EoE is a relatively poorly understood disease, although awareness of it is rising. At a tissue level, EoE is characterized by a dense infiltrate with white blood cells of the eosinophil type into the epithelial lining of the esophagus. This is thought to be an allergic reaction against ingested food, based on the important role eosinophils play in allergic reactions. Eosinophils are inflammatory cells that release a variety of chemical signals which inflame the surrounding esophageal tissue. This results in the signs and symptoms of pain, visible redness on endoscopy, and a natural history that may include stricturing.
Diagnosis
The diagnosis of EoE is typically made on the combination of symptoms and findings on diagnostic testing. Prior to the development of the EE Diagnostic Panel, EoE could only be diagnosed if gastroesophageal reflux did not respond to a six-week trial of twice-a-day high-dose proton-pump inhibitors or if a negative ambulatory pH study ruled out gastroesophageal reflux disease. Endoscopically, ridges, furrows, or rings may be seen in the esophageal wall. Sometimes, multiple rings may occur in the esophagus, leading to the term "corrugated esophagus" or "feline esophagus" due to similarity of the rings to the cat esophagus. Presence of white exudates in esophagus is also suggestive of the diagnosis. On biopsy taken at the time of endoscopy, numerous eosinophils can be seen in the superficial epithelium. A minimum of 15 eosinophils per high-power field are required to make the diagnosis. Eosinophilic inflammation is not limited to the esophagus alone, and does extend through the whole gastrointestinal tract. Profoundly degranulated eosinophils may also be present, as may microabcesses and an expansion of the basal layer. Radiologically, the term "ringed esophagus" has been used for the appearance of eosinophilic esophagitis on barium swallow studies to contrast with the appearance of transient transverse folds sometimes seen with esophageal reflux.
Treatment
Treatment strategies may include medication, dietary modification to exclude food allergens, and mechanical dilatation of the esophagus.
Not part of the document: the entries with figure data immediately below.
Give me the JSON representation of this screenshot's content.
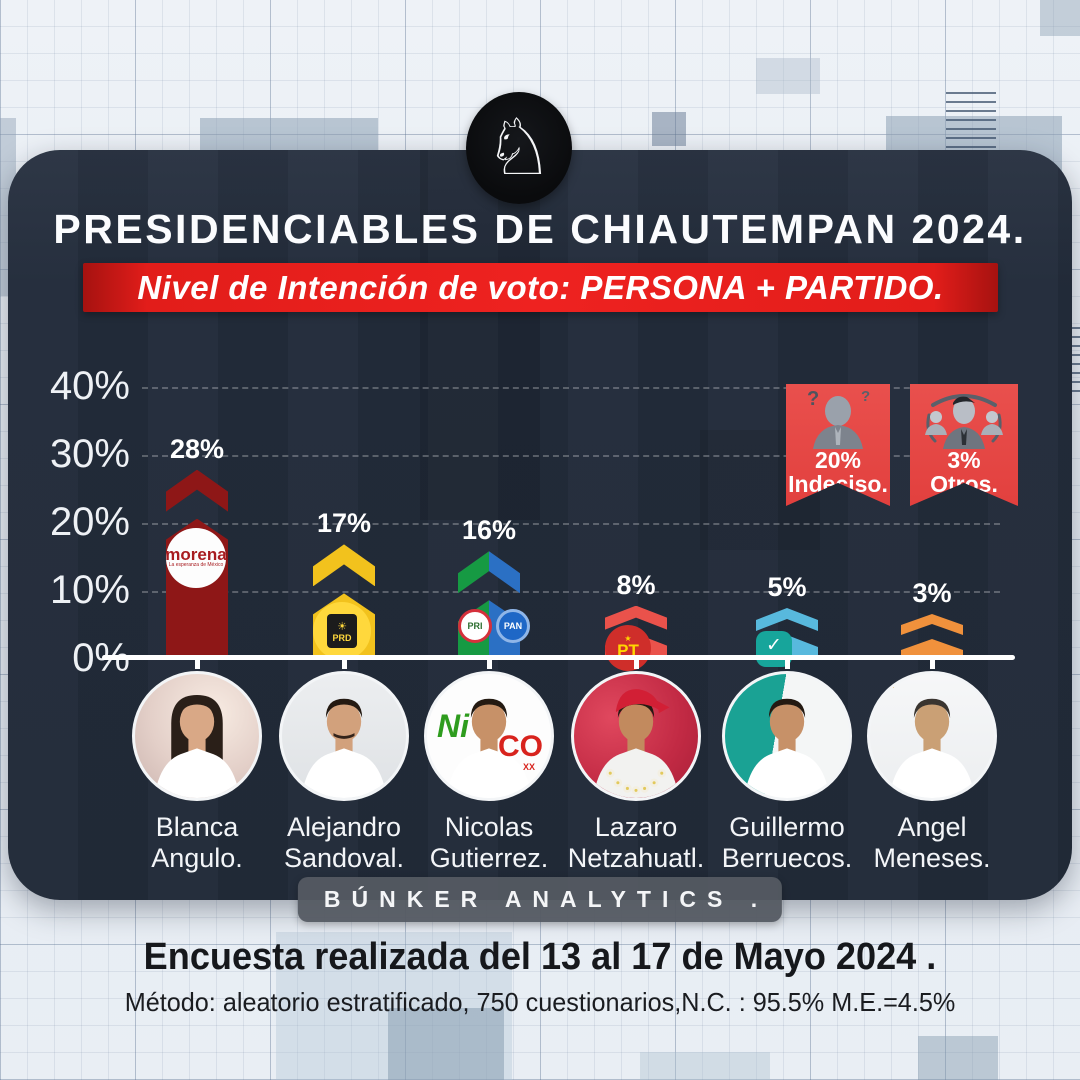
{
  "page": {
    "title": "PRESIDENCIABLES DE CHIAUTEMPAN 2024.",
    "subtitle": "Nivel de Intención de voto: PERSONA + PARTIDO."
  },
  "logo": {
    "label": "knight-chess-logo",
    "glyph": "♘"
  },
  "chart_data": {
    "type": "bar",
    "title": "Nivel de Intención de voto: PERSONA + PARTIDO.",
    "categories": [
      "Blanca Angulo.",
      "Alejandro Sandoval.",
      "Nicolas Gutierrez.",
      "Lazaro Netzahuatl.",
      "Guillermo Berruecos.",
      "Angel Meneses."
    ],
    "values": [
      28,
      17,
      16,
      8,
      5,
      3
    ],
    "value_labels": [
      "28%",
      "17%",
      "16%",
      "8%",
      "5%",
      "3%"
    ],
    "y_ticks": [
      "40%",
      "30%",
      "20%",
      "10%",
      "0%"
    ],
    "y_tick_values": [
      40,
      30,
      20,
      10,
      0
    ],
    "ylim": [
      0,
      40
    ],
    "grid": "dashed-horizontal",
    "legend_position": "none",
    "bar_style": "chevron-arrow",
    "bar_colors": [
      [
        "#8E1717"
      ],
      [
        "#F2C21D"
      ],
      [
        "#169A43",
        "#2B70C4"
      ],
      [
        "#EA524B"
      ],
      [
        "#58B9DD"
      ],
      [
        "#F0913C"
      ]
    ],
    "bar_logos": [
      "morena",
      "PRD",
      "PRI + PAN",
      "PT",
      "check",
      "none"
    ],
    "annotations": [
      {
        "value": "20%",
        "label": "Indeciso."
      },
      {
        "value": "3%",
        "label": "Otros."
      }
    ]
  },
  "candidates": [
    {
      "first": "Blanca",
      "last": "Angulo.",
      "value_label": "28%",
      "logo_text": "morena",
      "logo_tagline": "La esperanza de México"
    },
    {
      "first": "Alejandro",
      "last": "Sandoval.",
      "value_label": "17%",
      "logo_text": "PRD"
    },
    {
      "first": "Nicolas",
      "last": "Gutierrez.",
      "value_label": "16%",
      "logo_text": "PRI PAN",
      "photo_text_left": "Ni",
      "photo_text_right": "CO"
    },
    {
      "first": "Lazaro",
      "last": "Netzahuatl.",
      "value_label": "8%",
      "logo_text": "PT"
    },
    {
      "first": "Guillermo",
      "last": "Berruecos.",
      "value_label": "5%",
      "logo_text": "✓"
    },
    {
      "first": "Angel",
      "last": "Meneses.",
      "value_label": "3%",
      "logo_text": ""
    }
  ],
  "aside_ribbons": [
    {
      "value": "20%",
      "label": "Indeciso.",
      "icon": "undecided-person-icon"
    },
    {
      "value": "3%",
      "label": "Otros.",
      "icon": "group-people-icon"
    }
  ],
  "footer": {
    "brand": "BÚNKER ANALYTICS .",
    "line1": "Encuesta realizada del 13 al 17 de Mayo 2024 .",
    "line2": "Método: aleatorio estratificado, 750 cuestionarios,N.C. : 95.5% M.E.=4.5%"
  },
  "colors": {
    "card_bg": "#222B39",
    "banner_red": "#E21D1A",
    "ribbon_red": "#E4524F",
    "axis_white": "#FFFFFF",
    "badge_gray": "#545A62"
  }
}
Dietary treatment can be effective, as there does appear to be a role of allergy in the development of EOE. Allergy testing is not particularly effective in predicting which foods are driving the disease process. Various approaches have been tried, where either six food groups, four groups or two groups are excluded for a period of time, usually six weeks. Endoscopy is required to measure the response to the dietary measure. A "top down" approach may be very restrictive. Four- or even two-group exclusion diets may be less difficult to follow and reduce the need for many endoscopies if the response to the limited restriction is good. Endoscopic dilatation is sometimes required if there is significant narrowing of the esophagus. This is effective in 84% of people who require this procedure.